De rechtbank heeft geconstateerd het vonnis van 3 juli 2024 onder de punten 3.7 tot en met 3.10 inderdaad een kennelijke fout bevat. De door rechtbank toegewezen bedragen hebben, zoals volgt uit r.o. 2.23, betrekking op openstaande factuurbedragen. Onder r.o. 2.25 van het vonnis is geoordeeld dat de gevorderde wettelijke handelsrente toewijsbaar op grond van artikel 6:119a BW. Dat in het dictum vervolgens de letter ‘a’ bij de vermelding van het wetsartikel ontbreekt, is dan ook een voor een ieder kenbare kennelijke fout. De rechtbank merkt daarbij op dat ook de rente als bedoeld in artikel 6:119a BW “wettelijke rente” is, aangezien deze rechtstreeks voortvloeit uit de wet. Dat in de praktijk ook wel gesproken wordt van
handelsrente om een onderscheid te maken ten opzichte van de ‘gewone’ rente als bedoeld in artikel 6:119 BW, maakt dat niet anders.
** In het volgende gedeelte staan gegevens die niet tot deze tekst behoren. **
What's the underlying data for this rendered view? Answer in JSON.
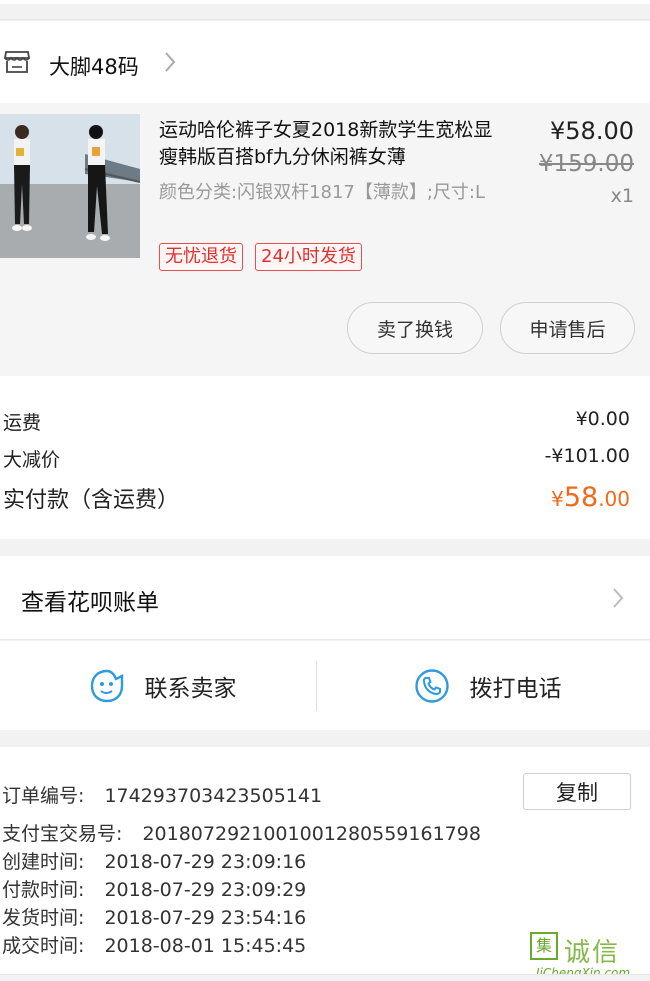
{
  "shop": {
    "name": "大脚48码",
    "icon": "store-icon"
  },
  "product": {
    "title": "运动哈伦裤子女夏2018新款学生宽松显瘦韩版百搭bf九分休闲裤女薄",
    "price": "¥58.00",
    "original_price": "¥159.00",
    "quantity": "x1",
    "spec": "颜色分类:闪银双杆1817【薄款】;尺寸:L",
    "tags": [
      "无忧退货",
      "24小时发货"
    ],
    "actions": {
      "sell_label": "卖了换钱",
      "after_sale_label": "申请售后"
    }
  },
  "costs": {
    "shipping_label": "运费",
    "shipping_value": "¥0.00",
    "discount_label": "大减价",
    "discount_value": "-¥101.00",
    "paid_label": "实付款（含运费）",
    "paid_currency": "¥",
    "paid_int": "58",
    "paid_dec": ".00"
  },
  "huabei": {
    "label": "查看花呗账单"
  },
  "contact": {
    "seller_label": "联系卖家",
    "call_label": "拨打电话"
  },
  "order": {
    "number_label": "订单编号:",
    "number_value": "174293703423505141",
    "copy_label": "复制",
    "alipay_label": "支付宝交易号:",
    "alipay_value": "2018072921001001280559161798",
    "created_label": "创建时间:",
    "created_value": "2018-07-29 23:09:16",
    "paid_label": "付款时间:",
    "paid_value": "2018-07-29 23:09:29",
    "shipped_label": "发货时间:",
    "shipped_value": "2018-07-29 23:54:16",
    "completed_label": "成交时间:",
    "completed_value": "2018-08-01 15:45:45"
  },
  "watermark": {
    "logo": "集",
    "text": "诚信",
    "sub": "JiChengXin.com"
  },
  "colors": {
    "accent": "#ef6a1a",
    "tag_red": "#e0302d",
    "icon_blue": "#2e9be0"
  }
}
De kennelijke fout leent zich voor eenvoudig herstel, waartoe de rechtbank zal overgaan op de wijze als hierna vermeld.

3.De beslissing in conventie en in reconventie

De rechtbank
3.1.
wijst het verzoek van Enviem c.s. tot verbetering van het vonnis af.
3.2.
verbetert het tussen partijen gewezen vonnis van 3 juli 2024 in die zin, dat in het dictum onder 3.7 tot en met 3.10 in plaats van ‘
artikel 6:119 BW’ steeds moet worden gelezen ‘
artikel 6:119aBW’,
3.3.
bepaalt dat deze verbetering zal worden gehecht aan de minuut van het vonnis van
3 juli 2024,
Voor het overige blijft het vonnis van 3 juli 2024, ook wat betreft de datum van uitspraak, geheel in stand.
Deze verbetering is aangebracht door mrs. L. Groefsema, voorzitter, C.J.R. de Locht en S. van Gessel en uitgesproken op 21 augustus 2024 door mr. S. van Gessel in tegenwoordigheid van de griffier mr. K.M.N. Baurdoux.